Le Space ferme ses portes : retour sur l’histoire d’un club mythique d’Ibiza
Ibiza va s’en remettre. Comme toujours, le Disneyland de la fête saura retomber sur ses pattes. Mais tout de même : le Space, mythique club fêtant ses 27 ans cette année, fermera définitivement ses portes à la fin de la saison, le 29 septembre prochain.
Tout a commencé en 1986, avec l’inauguration du parc aquatique voisin. Les fêtards du tout jeune Space pouvaient alors faire du toboggan pendant la soirée. Trois ans plus tard, l’entrepreneur Pepe Rosello (déjà patron de clubs à Ibiza) rachète l’établissement, et décide de l’ouvrir… A peu près tout le temps. La loi stipulait à l’époque qu’une boite devait fermer au moins deux heures par jours. Qu’à cela ne tienne : il y aura une fête la nuit, une fête le jour, et une équipe pour nettoyer tout ça pendant deux heures entre les deux sessions – de quoi populariser les « after-hours », terme que Pepe Rosello n’aime pas du tout car « il sous-entend une idée de transgression, comme si vous étiez en train de faire quelque chose d’illégal. Jusqu’à ce que la loi change, Space a toujours ouvert selon les horaires permis ».
Tout de même, le Space a été parmi les premiers à populariser les fêtes d’après-midi, les fêtes du matin (« Breakfast In Space »), puis les fêtes du dimanche (de neuf heures du soir jusqu’au petit matin), pour un esprit « party non stop » sur une terrasse en plein air – depuis recouverte – où les avions passent à trente mètres au dessus de votre tête ou dans une salle à l’intérieur. Côté musique, si Franco empêchait jusque dans les années 70 de passer des disques non-espagnols, Pepe Rosello ne va pas se gêner une fois le pays libéré de la dictature, pour une programmation oscillant entre plaisirs coupables EDM (Ibiza, tout de même), et moments bien plus intéressants, de Carl Cox, Richie Hawtin, 2ManyDJs, A Guy Called Gerald, Âme à même Aphex Twin.

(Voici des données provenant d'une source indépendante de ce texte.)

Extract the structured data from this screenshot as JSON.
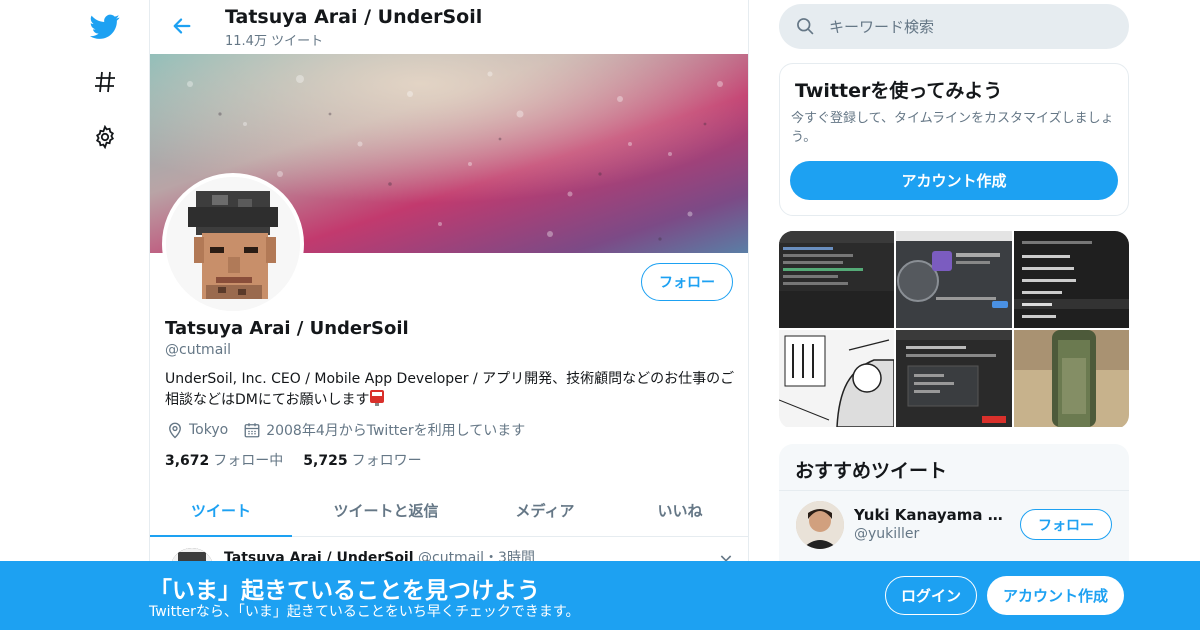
{
  "colors": {
    "accent": "#1da1f2",
    "text": "#14171a",
    "muted": "#657786",
    "border": "#e6ecf0"
  },
  "nav": {
    "icons": [
      "twitter-bird-icon",
      "hashtag-icon",
      "gear-icon"
    ]
  },
  "header": {
    "title": "Tatsuya Arai / UnderSoil",
    "tweet_count": "11.4万 ツイート"
  },
  "profile": {
    "name": "Tatsuya Arai / UnderSoil",
    "handle": "@cutmail",
    "bio": "UnderSoil, Inc. CEO / Mobile App Developer / アプリ開発、技術顧問などのお仕事のご相談などはDMにてお願いします",
    "location": "Tokyo",
    "joined": "2008年4月からTwitterを利用しています",
    "following_count": "3,672",
    "following_label": "フォロー中",
    "followers_count": "5,725",
    "followers_label": "フォロワー",
    "follow_label": "フォロー"
  },
  "tabs": [
    {
      "label": "ツイート",
      "active": true
    },
    {
      "label": "ツイートと返信",
      "active": false
    },
    {
      "label": "メディア",
      "active": false
    },
    {
      "label": "いいね",
      "active": false
    }
  ],
  "tweet": {
    "author": "Tatsuya Arai / UnderSoil",
    "handle": "@cutmail",
    "time": "・3時間"
  },
  "search": {
    "placeholder": "キーワード検索"
  },
  "signup_card": {
    "title": "Twitterを使ってみよう",
    "text": "今すぐ登録して、タイムラインをカスタマイズしましょう。",
    "button": "アカウント作成"
  },
  "recommended": {
    "title": "おすすめツイート",
    "user_name": "Yuki Kanayama 金山裕樹",
    "user_handle": "@yukiller",
    "follow_label": "フォロー"
  },
  "bottom_bar": {
    "title": "「いま」起きていることを見つけよう",
    "subtitle": "Twitterなら、「いま」起きていることをいち早くチェックできます。",
    "login": "ログイン",
    "signup": "アカウント作成"
  }
}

Mais c’est aussi la personnalité de Pepe Rosello, par ailleurs passionné d’opéra et de musique classique, qui fera la renommée du Space. A 80 ans, il prend enfin sa retraite. Il est l’âme du club, donc le club ferme. C’est bien simple : son départ a poussé Carl Cox, l’un des plus renommé résidents du Space, à quitter le navire après 15 ans de bons et loyaux services. « Pepe et moi avons grandi ensemble, on a fait tout ce chemin ensemble, et on finira ensemble… J’en suis plutôt content : ça veut dire que nous laissons un héritage dans un club qui a fait la différence », a-t-il déclaré à Inthemix.
C’est peut-être le meilleur moment pour partir : via son opération « Chopin », le Fisc espagnol fait se multiplier les perquisitions dans les clubs d’Ibiza, y compris au Space, de quoi mettre un peu de lumière sur les louches opérations financières (et les liasses de cash sous le matelas) des boites de nuit locales. De plus, pour Carl Cox, ce n’est plus pareil : « Ibiza est devenue plus conservatrice aujourd’hui. Au DC-10 les gens se déguisaient en avion ou en Catwoman, sans raison. Elrow fait revivre un peu cet esprit, mais c’est forcé et mis en scène. Et dans les dernières soirées de Richie Hawtin, tout le monde s’habille en noir. On enterre quelqu’un ?! On a grandi dans le summer of love, quand l’idée était que tout soit coloré et que tout le monde sourit. Je veux m’en aller maintenant et simplement me rappeler que nous avons passé parmi les meilleures nuits de notre vie dans ce club », a-t-il confié au Guardian.
En attendant, la saison n’est pas tout à fait terminée. On croisera encore pendant deux mois différentes résidences, entre Carl Cox pour ses derniers passages, les Elrow et leurs décorations folles ou les extravagantes soirées disco-house Glitterbox, dont Marie-Claire aussi bien qu’Ibiza Spotlight disent du bien – on y croisera Kenny Dope, Dimitri From Paris, Basement Jaxx, Nightmares On Wax ou Louie Vega, tandis que la soirée de closing le 29 septembre accueillera Tale Of Us, Mano le Tough, Recondite, DJ Tennis, Rodhad ou encore Mind Against.
Pour le club, c’est une nouvelle page qui se tourne : il va être repris par son voisin d’en face l’Ushuaïa, changera de nom et d’image en 2017. Quant à Carl Cox, il ne compte pas abandonner Ibiza, tout de même. Mais il n’y tiendra plus de résidence. Alors forcément, quand Dancing Astronauts lui demande ce que ça va lui faire de passer son tout dernier morceau au Space, il répond : « Je pense qu’il y aura des larmes ».